Optimization of Flow Control Device for Eight-strand Billet Tundish

Taking the eight-strand billet tundish of a steel mill as the research object, the physical and numerical simulation methods were used to evaluate the problem of steel flow in the tundish under the original flow control scheme based on parameters such as flow field, temperature field, and residence time distribution. The influence of the number, aperture, position, and inclination angle of diversion holes in the retaining wall on the flow characteristics of steel in the tundish was analyzed to optimize the flow control device in the tundish.The results show that under the original flow control scheme, there are problems with a large dead zone volume, poor consistency among different flows, and uneven temperature field in the ladle molten steel.
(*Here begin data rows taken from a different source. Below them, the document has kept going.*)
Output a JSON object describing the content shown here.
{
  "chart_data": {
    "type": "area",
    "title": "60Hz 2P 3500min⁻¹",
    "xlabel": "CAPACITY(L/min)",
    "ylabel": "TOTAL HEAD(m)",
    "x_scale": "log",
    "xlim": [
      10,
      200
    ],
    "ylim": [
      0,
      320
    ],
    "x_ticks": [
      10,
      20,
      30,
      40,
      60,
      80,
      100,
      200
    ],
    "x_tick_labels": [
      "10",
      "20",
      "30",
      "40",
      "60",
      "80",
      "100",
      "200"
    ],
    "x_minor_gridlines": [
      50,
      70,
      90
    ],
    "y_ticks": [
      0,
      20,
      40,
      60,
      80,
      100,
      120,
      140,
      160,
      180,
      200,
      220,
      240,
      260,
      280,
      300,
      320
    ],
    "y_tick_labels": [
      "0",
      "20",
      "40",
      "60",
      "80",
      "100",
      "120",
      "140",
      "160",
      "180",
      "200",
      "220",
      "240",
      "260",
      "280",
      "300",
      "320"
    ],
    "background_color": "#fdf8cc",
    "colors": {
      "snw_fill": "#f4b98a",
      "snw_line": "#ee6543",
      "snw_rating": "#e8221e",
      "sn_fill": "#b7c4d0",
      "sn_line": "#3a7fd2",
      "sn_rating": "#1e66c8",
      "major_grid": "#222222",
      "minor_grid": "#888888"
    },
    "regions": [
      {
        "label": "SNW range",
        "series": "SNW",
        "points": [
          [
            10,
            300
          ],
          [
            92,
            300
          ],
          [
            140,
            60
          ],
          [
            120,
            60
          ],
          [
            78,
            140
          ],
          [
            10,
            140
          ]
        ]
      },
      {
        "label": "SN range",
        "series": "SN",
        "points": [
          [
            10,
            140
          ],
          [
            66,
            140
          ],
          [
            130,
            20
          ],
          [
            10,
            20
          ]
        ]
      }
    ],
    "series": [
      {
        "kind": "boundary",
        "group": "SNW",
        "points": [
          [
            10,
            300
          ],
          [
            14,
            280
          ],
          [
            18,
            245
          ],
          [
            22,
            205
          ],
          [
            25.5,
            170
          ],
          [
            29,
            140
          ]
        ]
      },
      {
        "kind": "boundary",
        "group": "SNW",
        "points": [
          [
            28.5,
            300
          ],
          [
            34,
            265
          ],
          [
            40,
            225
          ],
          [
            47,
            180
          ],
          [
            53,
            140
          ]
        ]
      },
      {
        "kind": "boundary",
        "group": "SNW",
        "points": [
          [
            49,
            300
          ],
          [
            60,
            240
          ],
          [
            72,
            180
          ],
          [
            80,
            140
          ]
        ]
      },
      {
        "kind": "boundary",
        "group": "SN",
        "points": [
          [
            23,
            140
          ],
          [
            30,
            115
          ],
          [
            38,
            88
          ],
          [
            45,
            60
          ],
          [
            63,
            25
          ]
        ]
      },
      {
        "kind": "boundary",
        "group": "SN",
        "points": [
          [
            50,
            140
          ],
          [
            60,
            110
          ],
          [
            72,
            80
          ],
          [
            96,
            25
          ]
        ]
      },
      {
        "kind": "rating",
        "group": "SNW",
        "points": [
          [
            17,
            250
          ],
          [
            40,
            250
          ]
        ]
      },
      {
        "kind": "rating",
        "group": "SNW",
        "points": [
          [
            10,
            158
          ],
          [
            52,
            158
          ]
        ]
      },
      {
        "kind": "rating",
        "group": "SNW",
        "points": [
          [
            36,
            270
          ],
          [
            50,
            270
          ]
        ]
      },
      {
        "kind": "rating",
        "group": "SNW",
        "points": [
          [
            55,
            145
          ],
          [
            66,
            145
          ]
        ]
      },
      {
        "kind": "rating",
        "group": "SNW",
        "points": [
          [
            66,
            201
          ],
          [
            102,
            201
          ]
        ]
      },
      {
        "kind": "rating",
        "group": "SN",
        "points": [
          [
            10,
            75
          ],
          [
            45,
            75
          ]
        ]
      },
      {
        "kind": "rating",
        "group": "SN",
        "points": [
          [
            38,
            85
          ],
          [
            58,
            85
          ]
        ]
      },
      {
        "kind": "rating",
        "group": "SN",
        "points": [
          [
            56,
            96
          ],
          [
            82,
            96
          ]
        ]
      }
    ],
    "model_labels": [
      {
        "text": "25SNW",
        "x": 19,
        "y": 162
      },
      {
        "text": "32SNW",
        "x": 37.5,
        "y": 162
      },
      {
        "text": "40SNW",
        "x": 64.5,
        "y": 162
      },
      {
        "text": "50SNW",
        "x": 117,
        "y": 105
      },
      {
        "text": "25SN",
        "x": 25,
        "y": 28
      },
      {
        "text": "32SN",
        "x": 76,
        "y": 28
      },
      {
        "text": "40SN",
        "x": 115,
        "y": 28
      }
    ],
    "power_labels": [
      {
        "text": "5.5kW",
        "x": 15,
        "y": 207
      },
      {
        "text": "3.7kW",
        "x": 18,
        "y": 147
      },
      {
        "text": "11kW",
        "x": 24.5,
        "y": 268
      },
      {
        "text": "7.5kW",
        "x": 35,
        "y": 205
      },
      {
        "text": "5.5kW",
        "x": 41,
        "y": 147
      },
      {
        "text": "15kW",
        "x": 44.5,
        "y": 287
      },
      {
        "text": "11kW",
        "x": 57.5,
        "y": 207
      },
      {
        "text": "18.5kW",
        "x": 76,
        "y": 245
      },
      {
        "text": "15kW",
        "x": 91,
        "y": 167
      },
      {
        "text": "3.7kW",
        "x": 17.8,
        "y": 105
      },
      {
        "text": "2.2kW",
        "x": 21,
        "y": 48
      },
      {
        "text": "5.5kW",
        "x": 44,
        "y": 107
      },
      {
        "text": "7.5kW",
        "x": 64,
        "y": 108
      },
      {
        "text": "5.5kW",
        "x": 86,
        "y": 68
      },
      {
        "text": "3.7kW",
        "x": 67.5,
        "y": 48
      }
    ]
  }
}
The optimized flow control plan is to reduce the aperture of two diversion holes on the side wall of the retaining wall and increase their position, and to add small diversion holes with a deviation angle (43°) and an elevation angle (15°) on the middle wall.The flow field and temperature field in the tundish of the optimized scheme are significantly improved, with the dead zone volume ratio reduced from 19.04% in the prototype scheme to 7.06%. The volume ratio of piston flow and fully mixed flow has increased, and the consistency of the stagnation time, actual average residence time, and peak time of each strand is increased to over 80%, resulting in a significant improvement in the consistency among each strand. For the optimized scheme, the maximum temperature difference of the tundish is 16.004 K, which is 2.182 K lower than the prototype scheme, and the maximum temperature difference of liquid steel at the outlet of each strand is 0.616 K, which is a decrease of 0.944 K compared to the original plan, and the temperature field of the entire tundish is more uniform.